Afin de pouvoir bénéficier des aides de l’État, il convient de délibérer sur ce type de contrat.
Dans le cas où la qualification de CUI ne pourrait être obtenue, le contrat serait requalifié en CDD de droit public pour Accroissement Temporaire d’Activité, basé sur la même durée hebdomadaire (35 h annualisées), la même durée (1 an) et la rémunération (1 498,47 € brut mensuel) ou sur la base de l'indice brut 591, indice majoré 498 du grade de recrutement (Adjoint Technique 2ème classe).
La dépense liée à ce poste sera inscrite au budget général 2019.
Durée d’emploi hebdomadaire (temps annualisé) : 35 heures
Rémunération : 1 498,47 € brut mensuelle révisable selon SMIC ou sur la base de l'indice brut 591, indice majoré 498 du grade de recrutement (Adjoint Technique 2ème classe) Durée du contrat : 1 an renouvelable à compter du 7 janvier 2019
Contrat unique d’insertion
Monsieur Philippe SAULNIER demande si l’agent est malade depuis longtemps. Monsieur le Maire répond qu’il est en maladie depuis plus de 2 ans.
Madame Christine SEUX s’interroge sur la durée du CDD si le CUI n’était pas accepté. Est‐on obligé de garder cette durée alors que nous n’avons pas de certitude sur le retour de l’agent titulaire. C’est une situation délicate à la vue du rapport de la CRC nous concernant qui demande une maîtrise des charges de personnel.

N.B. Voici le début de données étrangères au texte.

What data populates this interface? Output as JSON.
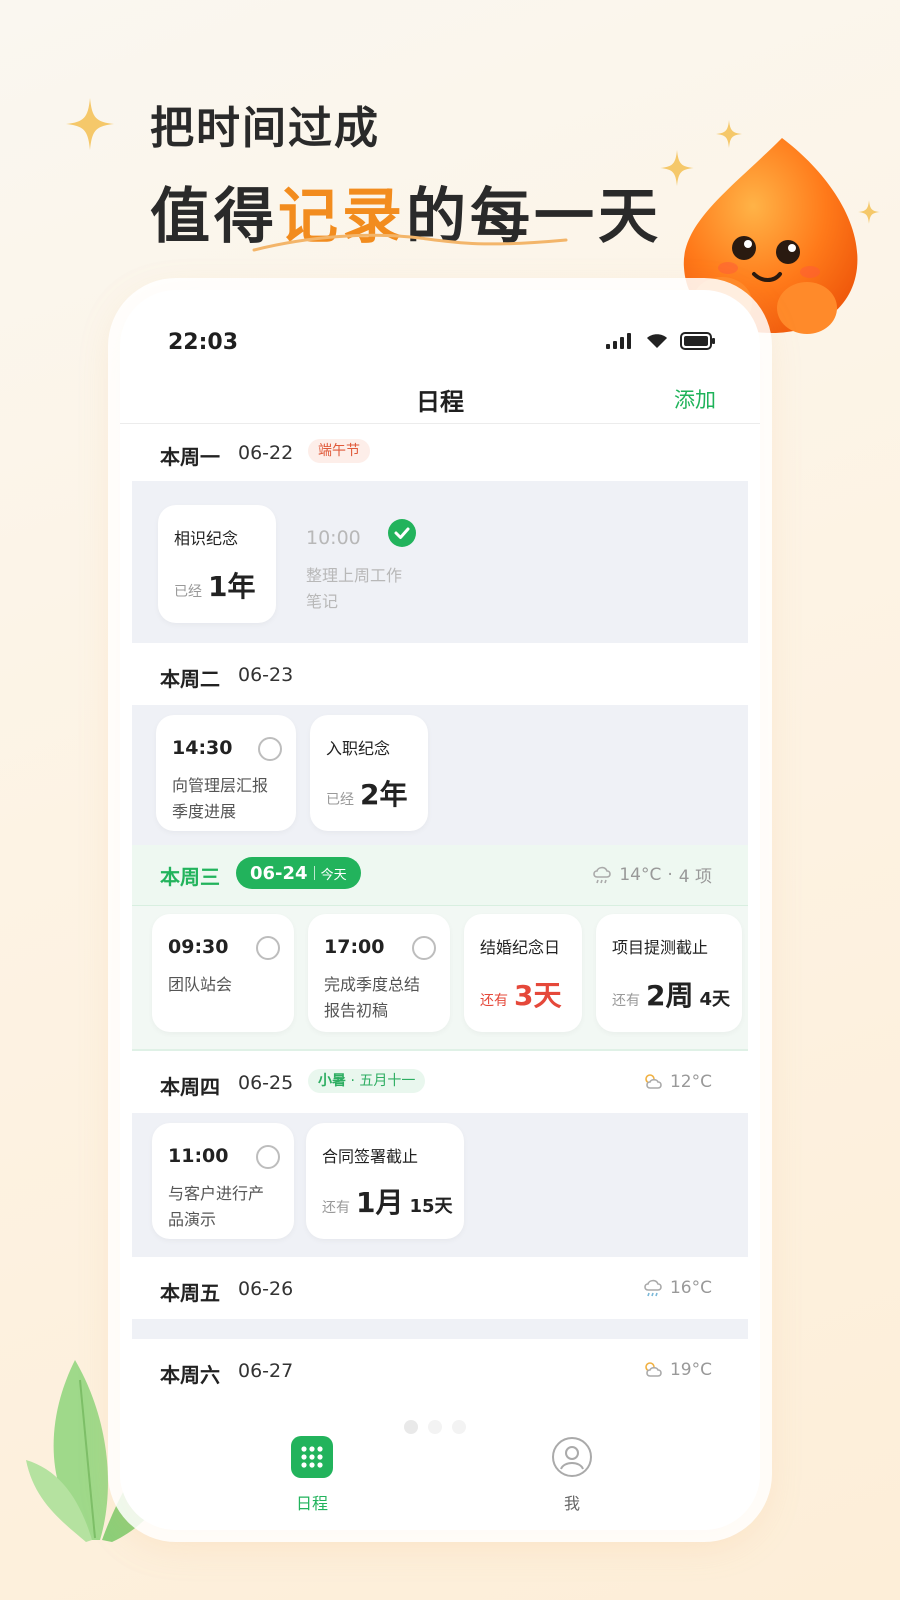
{
  "headline": {
    "line1": "把时间过成",
    "line2_pre": "值得",
    "line2_highlight": "记录",
    "line2_post": "的每一天"
  },
  "colors": {
    "accent": "#1fb35a",
    "highlight": "#f28c1e",
    "alert": "#e5483a"
  },
  "status_bar": {
    "time": "22:03"
  },
  "nav": {
    "title": "日程",
    "add": "添加"
  },
  "days": {
    "mon": {
      "name": "本周一",
      "date": "06-22",
      "tag": "端午节"
    },
    "tue": {
      "name": "本周二",
      "date": "06-23"
    },
    "wed": {
      "name": "本周三",
      "date": "06-24",
      "today": "今天",
      "weather": "14°C",
      "count": "4 项"
    },
    "thu": {
      "name": "本周四",
      "date": "06-25",
      "tag_term": "小暑",
      "tag_lunar": "五月十一",
      "weather": "12°C"
    },
    "fri": {
      "name": "本周五",
      "date": "06-26",
      "weather": "16°C"
    },
    "sat": {
      "name": "本周六",
      "date": "06-27",
      "weather": "19°C"
    }
  },
  "cards": {
    "mon_anniv": {
      "label": "相识纪念",
      "prefix": "已经",
      "value": "1年"
    },
    "mon_task": {
      "time": "10:00",
      "desc1": "整理上周工作",
      "desc2": "笔记",
      "done": true
    },
    "tue_task": {
      "time": "14:30",
      "desc1": "向管理层汇报",
      "desc2": "季度进展"
    },
    "tue_anniv": {
      "label": "入职纪念",
      "prefix": "已经",
      "value": "2年"
    },
    "wed_task1": {
      "time": "09:30",
      "desc1": "团队站会"
    },
    "wed_task2": {
      "time": "17:00",
      "desc1": "完成季度总结",
      "desc2": "报告初稿"
    },
    "wed_anniv": {
      "label": "结婚纪念日",
      "prefix": "还有",
      "value": "3天"
    },
    "wed_deadline": {
      "label": "项目提测截止",
      "prefix": "还有",
      "value": "2周",
      "extra": "4天"
    },
    "thu_task": {
      "time": "11:00",
      "desc1": "与客户进行产",
      "desc2": "品演示"
    },
    "thu_deadline": {
      "label": "合同签署截止",
      "prefix": "还有",
      "value": "1月",
      "extra": "15天"
    }
  },
  "tabs": {
    "schedule": "日程",
    "me": "我"
  }
}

Le Conseil Municipal, après en avoir délibéré, à l’UNANIMITÉ des suffrages exprimés des membres présents et représentés - DÉCIDE de renouveler l’emploi d’agent technique sous la forme d’un CDD en CUI d’une durée d’un an renouvelable 3 fois, de 35 heures hebdomadaires, en référence à la rémunération de 1 498,47 € brut révisable selon le SMIC ou en CDD de droit public pour Accroissement Temporaire d’Activité sur la base de l'indice brut 591, indice majoré 498 du grade de recrutement (Adjoint Technique 2ème classe)
- MANDATE le maire pour la mise en œuvre de cette décision.
Questions diverses
Annonce des évènements des Week‐end : samedi 2 février de 14h à 18h : travail sur le zonage mercredi 6 février : réflexions menées sur les OAP pour les extensions urbanisables
Madame Mireille BANET souhaite faire une remarque concernant le conseil communautaire qui s’est tenu le 31/01/2019, où elle a constaté l’absence de nombreux délégués communautaires.
Ces élus pourraient voter autrement que dans la ligne de M. MARITON, surtout à l’heure où des dépenses faramineuses s’engagent avec le centre aquatique. Elle précise quand même que les choses évoluent et que les élus communautaires s’expriment plus et montrent leur opposition. M. MARITON est souvent absent aux conseils communautaires
Madame Goy voudrait demander des précisions quant à l’organisation par le Forum d’un débat sur un thème choisi par le bureau dans le cadre du débat national.
Monsieur Philippe SAULNIER explique que le choix du thème s’est fait au sein du bureau mais qu’aucune discussion ne sera fermée et les groupes libres de s’exprimer.
D’autre part, Madame Annie MORIN indique que d’autres réunions pourront avoir lieu avec d’autres thèmes à débattre ; la salle polyvalente sera mise à disposition autant de fois que nécessaire.
La commune sert de relais pour transmettre les informations.